Department of Haematology, Singapore General Hospital, Singapore.
Department of Haematology, Singapore General Hospital, Singapore.
Thromb Res. 2018 Apr;164:1-3. doi: 10.1016/j.thromres.2018.01.045. Epub 2018 Jan 31.
We describe our experience with managing an unusual case of acquired Factor V deficiency (aFVd) in a myeloma patient with demonstrated amyloidosis.
Following diagnosis, records of previous investigations were sought. Specific clotting factors and inhibitors were tested. The clinical progress and treatment response measured by serial factor V levels and coagulation parameters was then prospectively tracked.
A 57 year-old woman presented with spontaneous right knee haemarthrosis in association with bilateral symmetrical polyneuropathy and proteinuria. Coagulation screen showed prolongation of both PT (18.6 s, normal range [9.9-11.4 s]) and aPTT (41.4 s, normal range [25.7-32.9 s]), which were both fully correctable following a mixing study. Liver function, fibrinogen, clotting factor II/VIII/X assays and disseminated intravascular coagulopathy screen was normal. FV level was reduced (19%, normal range [70-170%]). Inhibitor titer was undetectable. Congenital FVd was excluded as her previous coagulation screen was normal. Bone marrow investigation performed for suspected underlying plasma cell dyscrasia showed 60% neoplastic plasma cells. Congo red staining was positive for amyloid within vascular walls of the marrow trephine. She was diagnosed with light chain myeloma and aFVd. She received Bortezomib/Cyclophosphamide/Dexamethasone (VCD) chemotherapy. After one cycle of VCD, serum kappa free light chain (SFLC) was reduced from 6951 mg/L to 3354 mg/L with serial measurements of FV levels showing increment to 76% and normalization of PT/aPTT.
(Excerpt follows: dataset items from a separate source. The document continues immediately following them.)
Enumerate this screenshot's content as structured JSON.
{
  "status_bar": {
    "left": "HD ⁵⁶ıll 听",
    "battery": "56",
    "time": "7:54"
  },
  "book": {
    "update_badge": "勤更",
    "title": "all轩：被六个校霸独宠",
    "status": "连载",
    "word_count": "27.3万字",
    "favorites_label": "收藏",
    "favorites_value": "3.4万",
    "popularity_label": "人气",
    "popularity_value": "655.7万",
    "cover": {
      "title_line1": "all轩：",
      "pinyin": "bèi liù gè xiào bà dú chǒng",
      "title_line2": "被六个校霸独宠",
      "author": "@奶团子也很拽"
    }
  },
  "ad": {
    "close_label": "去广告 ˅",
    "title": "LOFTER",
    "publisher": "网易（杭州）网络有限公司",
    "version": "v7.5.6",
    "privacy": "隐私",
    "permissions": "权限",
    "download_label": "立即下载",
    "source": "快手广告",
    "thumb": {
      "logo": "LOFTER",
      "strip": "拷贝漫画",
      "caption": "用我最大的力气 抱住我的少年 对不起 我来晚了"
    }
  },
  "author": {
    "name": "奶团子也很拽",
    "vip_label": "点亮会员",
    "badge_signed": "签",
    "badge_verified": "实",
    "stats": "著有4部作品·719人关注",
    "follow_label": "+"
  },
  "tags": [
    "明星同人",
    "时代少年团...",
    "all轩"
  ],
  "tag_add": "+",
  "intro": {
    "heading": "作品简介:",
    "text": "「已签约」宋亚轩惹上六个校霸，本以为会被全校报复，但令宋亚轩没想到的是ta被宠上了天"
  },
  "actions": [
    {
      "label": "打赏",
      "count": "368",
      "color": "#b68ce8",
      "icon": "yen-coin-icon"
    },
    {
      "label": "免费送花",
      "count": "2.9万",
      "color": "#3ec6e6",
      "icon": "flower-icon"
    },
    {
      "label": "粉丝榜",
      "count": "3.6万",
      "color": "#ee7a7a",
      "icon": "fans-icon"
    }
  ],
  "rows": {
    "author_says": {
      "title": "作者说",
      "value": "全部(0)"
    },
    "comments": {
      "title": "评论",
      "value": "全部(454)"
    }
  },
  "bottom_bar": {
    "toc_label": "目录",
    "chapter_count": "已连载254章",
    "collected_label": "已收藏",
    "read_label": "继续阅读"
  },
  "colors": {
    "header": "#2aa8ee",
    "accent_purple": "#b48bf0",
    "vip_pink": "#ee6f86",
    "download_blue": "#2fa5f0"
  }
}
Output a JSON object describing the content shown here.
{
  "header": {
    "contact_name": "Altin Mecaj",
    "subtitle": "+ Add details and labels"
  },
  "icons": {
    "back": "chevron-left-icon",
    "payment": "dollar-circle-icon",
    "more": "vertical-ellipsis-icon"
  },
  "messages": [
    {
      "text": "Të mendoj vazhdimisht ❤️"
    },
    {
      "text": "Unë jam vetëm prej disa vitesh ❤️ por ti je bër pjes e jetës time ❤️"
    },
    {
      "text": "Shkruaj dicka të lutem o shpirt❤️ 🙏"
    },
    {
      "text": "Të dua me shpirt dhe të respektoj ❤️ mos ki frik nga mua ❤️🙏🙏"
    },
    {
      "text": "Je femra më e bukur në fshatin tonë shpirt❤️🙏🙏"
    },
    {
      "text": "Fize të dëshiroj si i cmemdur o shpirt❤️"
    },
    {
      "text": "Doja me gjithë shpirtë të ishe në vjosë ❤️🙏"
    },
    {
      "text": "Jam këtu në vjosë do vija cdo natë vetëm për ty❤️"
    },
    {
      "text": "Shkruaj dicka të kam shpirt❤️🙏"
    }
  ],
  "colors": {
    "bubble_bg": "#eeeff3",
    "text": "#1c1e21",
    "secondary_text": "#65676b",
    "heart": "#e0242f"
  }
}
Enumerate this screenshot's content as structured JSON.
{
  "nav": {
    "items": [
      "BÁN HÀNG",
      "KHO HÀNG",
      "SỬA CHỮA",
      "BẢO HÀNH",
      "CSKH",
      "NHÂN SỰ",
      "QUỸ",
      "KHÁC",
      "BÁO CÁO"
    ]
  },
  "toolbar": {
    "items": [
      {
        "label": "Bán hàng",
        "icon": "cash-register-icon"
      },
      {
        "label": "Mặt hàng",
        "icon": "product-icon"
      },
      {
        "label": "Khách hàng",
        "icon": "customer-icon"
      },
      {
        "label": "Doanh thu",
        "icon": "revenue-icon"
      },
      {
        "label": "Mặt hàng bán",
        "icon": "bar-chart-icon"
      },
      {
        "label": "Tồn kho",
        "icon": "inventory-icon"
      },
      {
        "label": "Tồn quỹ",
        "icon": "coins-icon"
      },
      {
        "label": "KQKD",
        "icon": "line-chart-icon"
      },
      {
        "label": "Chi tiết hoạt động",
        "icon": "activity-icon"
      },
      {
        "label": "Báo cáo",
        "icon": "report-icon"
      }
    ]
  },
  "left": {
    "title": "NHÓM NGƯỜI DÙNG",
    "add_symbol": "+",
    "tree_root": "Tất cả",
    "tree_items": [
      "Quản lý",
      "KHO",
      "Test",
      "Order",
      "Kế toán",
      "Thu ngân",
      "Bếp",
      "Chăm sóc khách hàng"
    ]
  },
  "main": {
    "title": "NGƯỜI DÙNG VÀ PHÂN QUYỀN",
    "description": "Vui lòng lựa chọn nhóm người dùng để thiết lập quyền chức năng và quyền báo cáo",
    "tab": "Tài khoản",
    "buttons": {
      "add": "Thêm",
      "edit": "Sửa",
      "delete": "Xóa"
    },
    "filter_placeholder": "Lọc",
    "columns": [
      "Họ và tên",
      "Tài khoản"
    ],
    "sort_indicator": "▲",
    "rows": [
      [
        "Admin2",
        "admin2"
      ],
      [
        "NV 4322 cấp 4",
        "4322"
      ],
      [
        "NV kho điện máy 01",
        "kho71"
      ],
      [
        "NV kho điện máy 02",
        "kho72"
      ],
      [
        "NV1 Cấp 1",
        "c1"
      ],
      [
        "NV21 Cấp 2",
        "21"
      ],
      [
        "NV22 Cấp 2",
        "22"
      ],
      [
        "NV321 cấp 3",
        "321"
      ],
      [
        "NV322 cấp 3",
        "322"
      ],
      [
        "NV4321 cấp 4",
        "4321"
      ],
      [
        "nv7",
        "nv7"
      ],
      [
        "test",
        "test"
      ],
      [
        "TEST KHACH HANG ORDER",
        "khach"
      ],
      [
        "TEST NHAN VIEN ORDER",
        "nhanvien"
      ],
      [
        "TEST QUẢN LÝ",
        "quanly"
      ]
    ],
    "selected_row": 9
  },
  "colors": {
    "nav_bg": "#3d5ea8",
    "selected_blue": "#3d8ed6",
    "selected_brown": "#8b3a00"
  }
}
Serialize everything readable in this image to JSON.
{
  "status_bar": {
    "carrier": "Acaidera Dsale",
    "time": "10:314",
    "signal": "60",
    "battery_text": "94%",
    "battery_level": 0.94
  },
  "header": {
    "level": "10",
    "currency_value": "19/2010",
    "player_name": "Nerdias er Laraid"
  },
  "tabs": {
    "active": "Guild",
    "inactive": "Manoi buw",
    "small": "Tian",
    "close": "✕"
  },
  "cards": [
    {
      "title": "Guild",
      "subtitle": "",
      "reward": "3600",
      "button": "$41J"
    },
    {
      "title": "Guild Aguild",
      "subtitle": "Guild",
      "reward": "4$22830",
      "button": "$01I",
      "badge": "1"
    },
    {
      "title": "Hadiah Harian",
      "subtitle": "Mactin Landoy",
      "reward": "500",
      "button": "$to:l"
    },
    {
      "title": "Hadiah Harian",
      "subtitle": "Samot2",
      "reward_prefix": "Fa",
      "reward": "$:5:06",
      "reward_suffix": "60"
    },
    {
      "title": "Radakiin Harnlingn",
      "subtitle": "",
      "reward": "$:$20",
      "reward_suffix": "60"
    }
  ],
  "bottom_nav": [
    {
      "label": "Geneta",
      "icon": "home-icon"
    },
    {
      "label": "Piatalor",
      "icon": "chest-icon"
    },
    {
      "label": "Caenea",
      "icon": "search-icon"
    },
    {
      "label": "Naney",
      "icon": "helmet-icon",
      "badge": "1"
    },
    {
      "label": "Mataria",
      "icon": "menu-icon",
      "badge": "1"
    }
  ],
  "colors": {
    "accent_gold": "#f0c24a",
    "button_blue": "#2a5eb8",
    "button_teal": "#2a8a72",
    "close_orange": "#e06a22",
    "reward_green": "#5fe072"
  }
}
Plasma cell dyscrasia with amyloidosis should be sought as a cause for aFVD, in particular one where bleeding manifestation is profound even with the absence of demonstrable inhibitors.
我们描述了一例多发性骨髓瘤伴淀粉样变性患者获得性因子 V 缺乏症(aFVd)的治疗经验。
诊断后,我们查找了之前的检查记录。检测了特定的凝血因子和抑制剂。然后,通过连续的因子 V 水平和凝血参数检测,前瞻性地跟踪了临床进展和治疗反应。
一名 57 岁女性因自发性右膝关节血肿,双侧对称性多发性神经病和蛋白尿就诊。凝血筛查显示 PT(18.6s,正常范围[9.9-11.4s])和 aPTT(41.4s,正常范围[25.7-32.9s])均延长,混合研究后均可完全纠正。肝功能、纤维蛋白原、凝血因子 II/VIII/X 测定和弥漫性血管内凝血筛查均正常。FV 水平降低(19%,正常范围[70-170%])。抑制剂滴度不可检测。排除了先天性 FVd,因为她之前的凝血筛查正常。为疑似潜在浆细胞异常进行的骨髓检查显示 60%为肿瘤性浆细胞。刚果红染色显示血管壁内有淀粉样物质。她被诊断为轻链骨髓瘤和 aFVd。她接受硼替佐米/环磷酰胺/地塞米松(VCD)化疗。在 VCD 一周期后,血清κ游离轻链(SFLC)从 6951mg/L 降至 3354mg/L,连续测量的 FV 水平显示增加到 76%,PT/aPTT 正常化。
浆细胞异常伴淀粉样变性应作为 aFVd 的病因进行寻找,特别是在没有明显抑制剂的情况下,出血表现严重的情况下更应如此。